Jack; "and he looked and looked for it."

"Yes, SHE spoke of that," returned David. "But SHE said she shouldn't think the Princess would have waved, when she'd got to be such a great big girl as that--WAVING to a BOY! She said that for her part she should have been ashamed of her if she had!"

"Oh, did she!" murmured Mr. Jack blankly, dropping suddenly into his chair.

"Yes, she did," repeated David, with a little virtuous uplifting of his chin.

It was plain to be seen that David's sympathies had unaccountably met with a change of heart.

"But--the Pauper--"

"Oh, yes, and that's another thing," interrupted David. "The Lady of the Roses said that she didn't like that name one bit; that it wasn't true, anyway, because he wasn't a pauper. And she said, too, that as for his picturing the Princess as being perfectly happy in all that magnificence, he didn't get it right at all.
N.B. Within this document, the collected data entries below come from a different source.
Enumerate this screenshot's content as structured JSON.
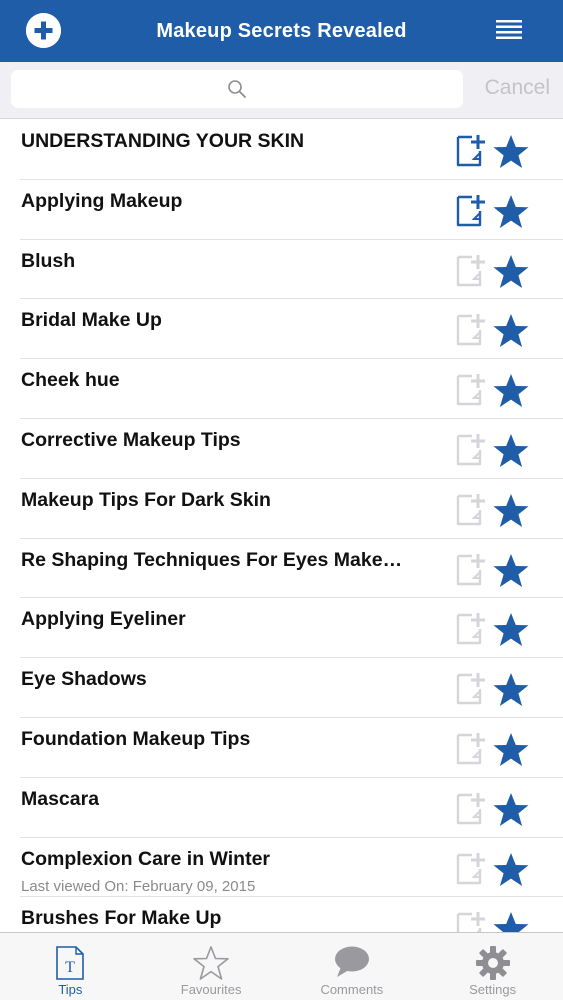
{
  "header": {
    "title": "Makeup Secrets Revealed",
    "add_icon": "plus-circle-icon",
    "menu_icon": "hamburger-menu-icon",
    "color": "#1f5da8"
  },
  "search": {
    "placeholder": "",
    "value": "",
    "icon": "search-icon",
    "cancel_label": "Cancel"
  },
  "list": {
    "items": [
      {
        "title": "UNDERSTANDING YOUR SKIN",
        "subtitle": "",
        "note_active": true
      },
      {
        "title": "Applying Makeup",
        "subtitle": "",
        "note_active": true
      },
      {
        "title": "Blush",
        "subtitle": "",
        "note_active": false
      },
      {
        "title": "Bridal Make Up",
        "subtitle": "",
        "note_active": false
      },
      {
        "title": "Cheek hue",
        "subtitle": "",
        "note_active": false
      },
      {
        "title": "Corrective Makeup Tips",
        "subtitle": "",
        "note_active": false
      },
      {
        "title": "Makeup Tips For Dark Skin",
        "subtitle": "",
        "note_active": false
      },
      {
        "title": "Re Shaping Techniques For Eyes Make…",
        "subtitle": "",
        "note_active": false
      },
      {
        "title": "Applying Eyeliner",
        "subtitle": "",
        "note_active": false
      },
      {
        "title": "Eye Shadows",
        "subtitle": "",
        "note_active": false
      },
      {
        "title": "Foundation Makeup Tips",
        "subtitle": "",
        "note_active": false
      },
      {
        "title": "Mascara",
        "subtitle": "",
        "note_active": false
      },
      {
        "title": "Complexion Care in Winter",
        "subtitle": "Last viewed On: February 09, 2015",
        "note_active": false
      },
      {
        "title": "Brushes For Make Up",
        "subtitle": "",
        "note_active": false
      }
    ],
    "note_icon": "add-note-icon",
    "star_icon": "star-icon",
    "star_color": "#1f5da8",
    "note_active_color": "#1f5da8",
    "note_inactive_color": "#d6d6da"
  },
  "tabbar": {
    "tabs": [
      {
        "label": "Tips",
        "icon": "document-icon",
        "active": true
      },
      {
        "label": "Favourites",
        "icon": "star-outline-icon",
        "active": false
      },
      {
        "label": "Comments",
        "icon": "speech-bubble-icon",
        "active": false
      },
      {
        "label": "Settings",
        "icon": "gear-icon",
        "active": false
      }
    ]
  }
}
For SHE knew that the Princess wasn't one bit happy, because she was so lonesome for things and people she had known when she was just the girl."

Again Mr. Jack sprang to his feet. For a minute he strode up and down the room in silence; then in a shaking voice he asked:--

"David, you--you aren't making all this up, are you? You're saying just what--what Miss Holbrook told you to?"

"Why, of course, I'm not making it up," protested the boy aggrievedly.